Une conciliation possible ?

La CAN, de son côté, se fait discrète et avare de commentaires. Au sortir d’une réunion de concertation le 27 août au ministère du Redressement productif, le président de la compagnie, Sébastien Floc’h rappelle seulement que « la procédure administrative est close et s’est conclue par un avis favorable » et que la concertation voulue par le ministre, qui doit avaliser ou non l’octroi non d’un titre minier à la compagnie, est « tout à fait légitime ».

« Nous avons appris lors de la réunion que la CAN avait réalisé plusieurs études, une vingtaine semble-t-il, dont nous n’avons jamais eu connaissance… », regrette pour sa part le président de l’agglomération de Lannion-Trégor Agglomération, Joël Le Jeune, également présent à Bercy le 27 août. Une nouvelle rencontre est donc prévue à la fin du mois de septembre. Pour le moment « on ne peut pas dire dans quel sens Arnaud Montebourg va trancher », jauge l’élu. Dans son communiqué de presse publié à l’issue de la réunion, le ministère indique que « la volonté du ministre est de mettre tout en œuvre pour permettre aux différentes activités économiques de se développer tout en préservant l’environnement unique de la baie de Lannion ». Peuple des dunes en Trégor a déjà annoncé son intention de faire appel de la décision si elle lui était défavorable. Nul doute que la CAN fera de même dans le cas contraire.

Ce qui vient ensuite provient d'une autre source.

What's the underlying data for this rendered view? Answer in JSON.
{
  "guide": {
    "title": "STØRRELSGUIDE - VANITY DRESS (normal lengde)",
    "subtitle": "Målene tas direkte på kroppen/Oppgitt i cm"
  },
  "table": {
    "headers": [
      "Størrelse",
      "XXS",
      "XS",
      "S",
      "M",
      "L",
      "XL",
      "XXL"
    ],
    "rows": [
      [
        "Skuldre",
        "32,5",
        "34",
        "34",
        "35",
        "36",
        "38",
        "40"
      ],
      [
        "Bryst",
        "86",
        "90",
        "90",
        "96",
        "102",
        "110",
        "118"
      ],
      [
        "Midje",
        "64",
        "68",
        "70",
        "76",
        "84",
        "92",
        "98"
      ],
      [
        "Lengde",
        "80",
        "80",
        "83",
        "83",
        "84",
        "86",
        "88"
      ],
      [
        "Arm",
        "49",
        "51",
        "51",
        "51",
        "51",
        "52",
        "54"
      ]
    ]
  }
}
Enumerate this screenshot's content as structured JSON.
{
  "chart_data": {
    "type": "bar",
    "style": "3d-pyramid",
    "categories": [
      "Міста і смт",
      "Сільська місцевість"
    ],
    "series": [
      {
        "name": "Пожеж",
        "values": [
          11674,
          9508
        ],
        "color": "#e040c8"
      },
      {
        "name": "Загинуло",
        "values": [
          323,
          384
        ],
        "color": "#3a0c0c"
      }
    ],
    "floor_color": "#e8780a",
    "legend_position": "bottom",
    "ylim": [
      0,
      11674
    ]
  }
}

Le sable en voie de disparition

C’est la troisième ressource naturelle la plus abondante, après l’air et l’eau. Et pourtant elle est en voie de raréfaction. C’est ce qu’a permis de découvrir un documentaire de Denis Delestrac tout aussi passionnant qu’inquiétant diffusé sur Arte en juin 2013 : « Le sable, enquête sur une disparition ». Le sable marin entre à 80% dans la composition du béton, matériau monopolistique de la construction, ce qui entraîne son exploitation massive – légale ou illégale – sur les plages du monde entier. Les conséquences environnementales se font déjà sentir : dans certains coins du globe, comme dans l’archipel des Maldives, les plages se réduisent à portion congrue, rendant les terres offertes à l’érosion et les populations installées sur la côte de plus en plus vulnérables à la montée des eaux.

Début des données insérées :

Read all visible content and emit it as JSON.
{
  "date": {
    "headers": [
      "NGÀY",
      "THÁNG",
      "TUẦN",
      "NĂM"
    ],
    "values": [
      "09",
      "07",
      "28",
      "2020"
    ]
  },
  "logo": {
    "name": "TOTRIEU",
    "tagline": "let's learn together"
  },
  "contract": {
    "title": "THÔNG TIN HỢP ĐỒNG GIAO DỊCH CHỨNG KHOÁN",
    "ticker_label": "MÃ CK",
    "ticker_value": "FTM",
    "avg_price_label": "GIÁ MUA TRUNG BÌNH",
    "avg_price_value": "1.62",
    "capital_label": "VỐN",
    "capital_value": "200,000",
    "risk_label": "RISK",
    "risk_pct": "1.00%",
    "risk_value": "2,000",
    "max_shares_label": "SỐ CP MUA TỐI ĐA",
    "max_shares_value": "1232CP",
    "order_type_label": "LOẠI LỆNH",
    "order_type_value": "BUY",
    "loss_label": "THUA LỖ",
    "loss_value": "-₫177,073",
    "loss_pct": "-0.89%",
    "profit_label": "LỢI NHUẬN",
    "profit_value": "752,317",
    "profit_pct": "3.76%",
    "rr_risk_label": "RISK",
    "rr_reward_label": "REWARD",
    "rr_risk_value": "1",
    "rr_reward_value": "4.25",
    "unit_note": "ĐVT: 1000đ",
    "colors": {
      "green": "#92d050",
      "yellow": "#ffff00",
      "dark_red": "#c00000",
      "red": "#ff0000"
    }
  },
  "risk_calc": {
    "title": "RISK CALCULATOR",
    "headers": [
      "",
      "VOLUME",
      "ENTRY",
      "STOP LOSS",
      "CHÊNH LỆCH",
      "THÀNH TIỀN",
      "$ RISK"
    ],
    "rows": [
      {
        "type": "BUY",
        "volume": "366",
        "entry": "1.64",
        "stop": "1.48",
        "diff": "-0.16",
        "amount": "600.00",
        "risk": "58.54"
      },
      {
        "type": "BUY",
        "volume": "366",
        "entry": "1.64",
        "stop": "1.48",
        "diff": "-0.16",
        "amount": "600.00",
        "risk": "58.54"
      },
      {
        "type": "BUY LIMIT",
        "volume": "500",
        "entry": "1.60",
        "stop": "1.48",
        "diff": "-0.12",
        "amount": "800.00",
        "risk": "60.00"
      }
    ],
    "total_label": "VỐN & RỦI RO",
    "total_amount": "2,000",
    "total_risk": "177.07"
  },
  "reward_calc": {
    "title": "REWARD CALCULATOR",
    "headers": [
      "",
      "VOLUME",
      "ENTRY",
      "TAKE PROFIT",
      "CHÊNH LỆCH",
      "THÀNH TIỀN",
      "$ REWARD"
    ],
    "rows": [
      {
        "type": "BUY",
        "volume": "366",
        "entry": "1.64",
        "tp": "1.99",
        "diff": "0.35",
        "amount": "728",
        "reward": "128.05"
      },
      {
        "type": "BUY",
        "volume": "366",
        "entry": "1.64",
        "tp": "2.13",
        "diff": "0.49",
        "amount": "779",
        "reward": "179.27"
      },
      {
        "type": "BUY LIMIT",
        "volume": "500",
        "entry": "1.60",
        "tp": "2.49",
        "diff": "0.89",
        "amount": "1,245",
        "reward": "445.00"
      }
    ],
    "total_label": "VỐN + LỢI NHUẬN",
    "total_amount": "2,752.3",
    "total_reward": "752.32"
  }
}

Le sable coquillier de la baie de Lannion n’a pas vocation à être vendu pour un tel usage mais le documentaire, qui a été relayé par Peuple des dunes en Trégor, a aussi élargi le spectre de la contestation du projet. « Les gens ont pris conscience de l’importance des problèmes que cela pouvait poser et m’en parlent », souligne Corinne Erhel, députée des Côtes-d’Armor.

(1) Le sable coquillier est un sable marin calcaire composé de gros morceaux de coquillage.

(2) Le maërl est constitué de squelette d’algues calcaires. Il est actuellement protégé et son exploitation sera interdite en 2014.

(3) Extraction de matériaux marins/SRM GDG, Régis Kalaydjian.

Cet article de Béatrice Héraud a été initialement publié sur le site de Novethic, le média expert du développement durable, le 30 août 2013.